Beyond the Screen – Linda Harper

Die Schweizer Kostümdesignerin über die Zusammenarbeit mit Petra Volpe und warum Arztkittel nie rosa sind

11.02.2025

Nach einer Haut Couture Ausbildung kreierte Linda Harper ihre erste Modekollektion in Berlin. Später beginnt sie als Kostümdesignerin für Kinofilme zu arbeiten. Unter anderem hat sie die Kostüme für DIE GÖTTLICHE ORDNUNG von Petra Volpe gestaltet. 2021 gewinnt Linda Harper den Spezialpreis der Akademie für das Kostümdesign in den Filmen PLATZSPITZBABY, VON FISCHEN UND MENSCHEN und SPAGAT. Ihre Kostümbilder wurden dank diesen Filmen bereits an unzähligen Filmfestivals und Awards international gezeigt.

Wie und warum bist du Kostümdesignerin geworden? 

WIE ist schwierig zu beantworten. Letztendlich war es Zufall, am richtigen Ort zum richtigen Zeitpunkt in Berlin nach der Wende zu sein, nach meiner langen Asienreise. Eine immense Aufbruchstimmung durfte ich in Berlin miterleben. Keiner wusste, wo's lang geht und wohin es führt. Offen für alles – Hauptsache, wir konnten unsere Kreativität ausleben! Noch heute habe ich sehr enge Freundschaften von damals, die mich auf meinem Weg begleiten und mich geprägt haben.

WARUM ist sicher einfacher zu beantworten: Ich habe eine Affinität zu Textilien, deren Stofflichkeit, Strukturen und farbliche Nuancen. Entsprechend können diese am Körper die Silhouette und die Figur in ihrer Rolle unterstützen. Dazu habe ich auch immer eine Vision für das ganze Bild und kann mich sehr gut in Menschen und Rollen hineinversetzen. Ich liebe die kreative Zusammenarbeit mit Schauspieler:innen und Regisseur:innen im Moment der Anproben, um das Kostümbild auf den Punkt zu bringen.
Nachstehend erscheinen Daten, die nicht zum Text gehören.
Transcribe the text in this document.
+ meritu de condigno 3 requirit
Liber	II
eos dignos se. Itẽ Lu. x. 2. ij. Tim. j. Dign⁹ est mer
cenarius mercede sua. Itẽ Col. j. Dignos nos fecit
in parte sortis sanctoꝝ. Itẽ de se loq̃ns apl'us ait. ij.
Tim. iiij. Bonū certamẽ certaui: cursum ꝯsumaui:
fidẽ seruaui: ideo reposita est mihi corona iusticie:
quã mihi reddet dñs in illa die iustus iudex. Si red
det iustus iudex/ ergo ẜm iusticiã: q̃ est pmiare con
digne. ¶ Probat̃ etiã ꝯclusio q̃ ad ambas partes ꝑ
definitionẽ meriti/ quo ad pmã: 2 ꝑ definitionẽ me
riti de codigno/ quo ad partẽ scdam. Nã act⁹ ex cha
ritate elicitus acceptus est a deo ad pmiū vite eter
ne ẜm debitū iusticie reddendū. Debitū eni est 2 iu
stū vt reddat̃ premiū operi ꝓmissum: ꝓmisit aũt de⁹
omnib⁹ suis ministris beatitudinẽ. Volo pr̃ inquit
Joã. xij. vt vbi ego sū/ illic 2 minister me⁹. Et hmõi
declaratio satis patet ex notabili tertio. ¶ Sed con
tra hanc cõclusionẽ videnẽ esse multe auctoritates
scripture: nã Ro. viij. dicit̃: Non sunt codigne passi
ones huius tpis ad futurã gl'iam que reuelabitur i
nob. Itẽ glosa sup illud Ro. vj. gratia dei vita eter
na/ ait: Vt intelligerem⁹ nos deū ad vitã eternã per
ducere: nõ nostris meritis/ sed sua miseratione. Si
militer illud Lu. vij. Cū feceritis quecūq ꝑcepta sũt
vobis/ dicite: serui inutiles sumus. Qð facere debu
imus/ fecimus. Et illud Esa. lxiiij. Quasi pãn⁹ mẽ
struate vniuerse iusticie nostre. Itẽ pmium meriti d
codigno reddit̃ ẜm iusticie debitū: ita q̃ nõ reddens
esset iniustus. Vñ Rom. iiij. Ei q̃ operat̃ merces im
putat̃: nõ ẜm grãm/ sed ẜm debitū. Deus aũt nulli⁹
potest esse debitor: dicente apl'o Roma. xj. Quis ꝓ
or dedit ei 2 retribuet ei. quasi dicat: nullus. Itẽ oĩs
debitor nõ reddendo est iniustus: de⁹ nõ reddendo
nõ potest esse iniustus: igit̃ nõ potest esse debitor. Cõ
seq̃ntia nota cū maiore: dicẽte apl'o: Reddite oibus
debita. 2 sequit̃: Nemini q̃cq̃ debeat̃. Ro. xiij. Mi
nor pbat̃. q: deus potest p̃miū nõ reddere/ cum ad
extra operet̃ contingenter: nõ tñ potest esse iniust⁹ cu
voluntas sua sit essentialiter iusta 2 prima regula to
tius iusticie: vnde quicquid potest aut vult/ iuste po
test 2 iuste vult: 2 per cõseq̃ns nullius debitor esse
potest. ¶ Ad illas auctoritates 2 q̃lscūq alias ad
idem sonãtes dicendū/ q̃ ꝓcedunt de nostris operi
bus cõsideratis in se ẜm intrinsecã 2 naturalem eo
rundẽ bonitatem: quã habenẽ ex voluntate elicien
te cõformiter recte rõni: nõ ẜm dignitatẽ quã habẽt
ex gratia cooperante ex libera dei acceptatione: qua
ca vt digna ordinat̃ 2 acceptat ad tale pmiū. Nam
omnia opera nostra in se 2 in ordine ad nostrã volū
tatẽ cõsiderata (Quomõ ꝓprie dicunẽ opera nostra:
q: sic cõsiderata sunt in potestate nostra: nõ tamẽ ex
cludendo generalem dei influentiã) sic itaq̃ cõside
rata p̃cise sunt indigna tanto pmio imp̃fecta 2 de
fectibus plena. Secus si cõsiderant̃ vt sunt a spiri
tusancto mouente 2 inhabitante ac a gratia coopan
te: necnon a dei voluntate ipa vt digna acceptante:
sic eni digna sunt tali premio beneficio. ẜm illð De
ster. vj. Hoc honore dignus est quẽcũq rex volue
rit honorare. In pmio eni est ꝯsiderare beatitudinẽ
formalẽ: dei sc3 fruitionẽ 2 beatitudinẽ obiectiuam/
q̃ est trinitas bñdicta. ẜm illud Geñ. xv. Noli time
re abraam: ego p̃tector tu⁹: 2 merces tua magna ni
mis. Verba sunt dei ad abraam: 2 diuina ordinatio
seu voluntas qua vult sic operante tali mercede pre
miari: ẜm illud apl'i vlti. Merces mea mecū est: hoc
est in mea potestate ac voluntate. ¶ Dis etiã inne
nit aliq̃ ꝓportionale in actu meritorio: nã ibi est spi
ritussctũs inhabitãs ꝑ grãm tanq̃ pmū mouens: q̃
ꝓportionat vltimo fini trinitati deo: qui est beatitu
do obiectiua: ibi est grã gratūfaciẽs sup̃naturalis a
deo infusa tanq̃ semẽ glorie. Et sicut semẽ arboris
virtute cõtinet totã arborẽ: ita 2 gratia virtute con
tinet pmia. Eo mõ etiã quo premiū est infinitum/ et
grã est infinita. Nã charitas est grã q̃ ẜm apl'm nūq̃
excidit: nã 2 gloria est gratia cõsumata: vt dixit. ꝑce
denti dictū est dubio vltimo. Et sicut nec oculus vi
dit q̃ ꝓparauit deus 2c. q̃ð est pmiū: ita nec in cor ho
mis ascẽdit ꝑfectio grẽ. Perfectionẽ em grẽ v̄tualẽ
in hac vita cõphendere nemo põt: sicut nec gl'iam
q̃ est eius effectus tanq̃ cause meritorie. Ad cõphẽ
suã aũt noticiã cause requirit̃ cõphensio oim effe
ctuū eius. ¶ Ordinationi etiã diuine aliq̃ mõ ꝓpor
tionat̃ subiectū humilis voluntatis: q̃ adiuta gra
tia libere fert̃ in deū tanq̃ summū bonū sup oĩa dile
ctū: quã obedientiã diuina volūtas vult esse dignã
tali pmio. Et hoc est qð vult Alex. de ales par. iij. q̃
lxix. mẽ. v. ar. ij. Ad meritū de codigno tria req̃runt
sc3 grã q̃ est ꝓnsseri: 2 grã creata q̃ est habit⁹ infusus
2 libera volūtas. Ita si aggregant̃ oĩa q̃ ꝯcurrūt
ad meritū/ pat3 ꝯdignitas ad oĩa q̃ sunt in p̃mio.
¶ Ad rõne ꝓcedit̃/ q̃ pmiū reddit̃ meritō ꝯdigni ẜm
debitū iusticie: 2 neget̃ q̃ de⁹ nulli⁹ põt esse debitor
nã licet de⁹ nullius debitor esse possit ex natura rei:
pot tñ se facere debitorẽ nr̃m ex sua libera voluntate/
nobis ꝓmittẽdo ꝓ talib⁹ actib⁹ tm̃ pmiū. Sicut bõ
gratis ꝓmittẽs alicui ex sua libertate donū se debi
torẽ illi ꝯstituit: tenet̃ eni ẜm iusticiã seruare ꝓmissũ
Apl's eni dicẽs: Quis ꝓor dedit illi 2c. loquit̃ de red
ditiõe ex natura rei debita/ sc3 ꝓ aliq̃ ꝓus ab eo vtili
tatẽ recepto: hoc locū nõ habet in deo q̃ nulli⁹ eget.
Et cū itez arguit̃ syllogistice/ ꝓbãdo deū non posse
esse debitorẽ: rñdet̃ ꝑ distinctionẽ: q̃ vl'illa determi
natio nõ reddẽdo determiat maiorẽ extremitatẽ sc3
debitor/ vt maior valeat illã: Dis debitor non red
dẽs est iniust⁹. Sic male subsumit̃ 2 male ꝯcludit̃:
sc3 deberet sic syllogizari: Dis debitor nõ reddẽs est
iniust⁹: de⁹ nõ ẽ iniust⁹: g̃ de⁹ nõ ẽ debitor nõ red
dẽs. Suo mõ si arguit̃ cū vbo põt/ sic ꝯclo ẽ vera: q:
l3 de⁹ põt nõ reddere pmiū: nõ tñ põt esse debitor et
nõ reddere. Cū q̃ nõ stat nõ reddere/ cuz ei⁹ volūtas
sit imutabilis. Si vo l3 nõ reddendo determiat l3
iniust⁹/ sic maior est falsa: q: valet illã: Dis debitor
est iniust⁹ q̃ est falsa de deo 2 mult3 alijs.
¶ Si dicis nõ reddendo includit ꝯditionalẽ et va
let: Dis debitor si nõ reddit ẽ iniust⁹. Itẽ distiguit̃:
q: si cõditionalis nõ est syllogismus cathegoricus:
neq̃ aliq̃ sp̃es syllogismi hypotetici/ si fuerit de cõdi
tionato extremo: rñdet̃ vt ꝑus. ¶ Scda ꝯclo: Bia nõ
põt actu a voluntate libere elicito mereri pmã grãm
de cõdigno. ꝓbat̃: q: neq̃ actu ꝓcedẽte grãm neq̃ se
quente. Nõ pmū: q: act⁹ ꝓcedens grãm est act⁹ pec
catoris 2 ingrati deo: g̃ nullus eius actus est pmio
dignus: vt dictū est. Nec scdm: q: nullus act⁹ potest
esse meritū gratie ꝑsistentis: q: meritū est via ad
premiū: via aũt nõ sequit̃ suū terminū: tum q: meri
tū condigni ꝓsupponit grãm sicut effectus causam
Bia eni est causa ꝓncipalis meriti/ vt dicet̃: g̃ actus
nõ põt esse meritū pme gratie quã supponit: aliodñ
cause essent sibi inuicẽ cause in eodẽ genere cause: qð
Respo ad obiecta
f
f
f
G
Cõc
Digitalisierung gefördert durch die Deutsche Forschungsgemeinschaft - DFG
«Heldin» feiert an der Berlinale Weltpremiere. Musstest du lange überlegen, bei diesem Film zuzusagen? 

Petra Volpes Vertrauen in mich und meine Arbeit ist seit Beginn unserer Zusammenarbeit über all die Jahre sehr wertschätzend. Dies beruht auf Gegenseitigkeit. Uns geht es stets uneingeschränkt um die Sache, den Inhalt und die Themen, welche wir dem Kinopublikum näherbringen wollen. Sie ist eine exzellente Regisseurin und begnadete Drehbuchautorin, die Menschlichkeit in Worte fassen kann und das Publikum sowie ihr Filmteam damit berührt. Ich muss keine Sekunde überlegen, wenn Petra Volpe sich bei mir mit einem neuen Drehbuch meldet.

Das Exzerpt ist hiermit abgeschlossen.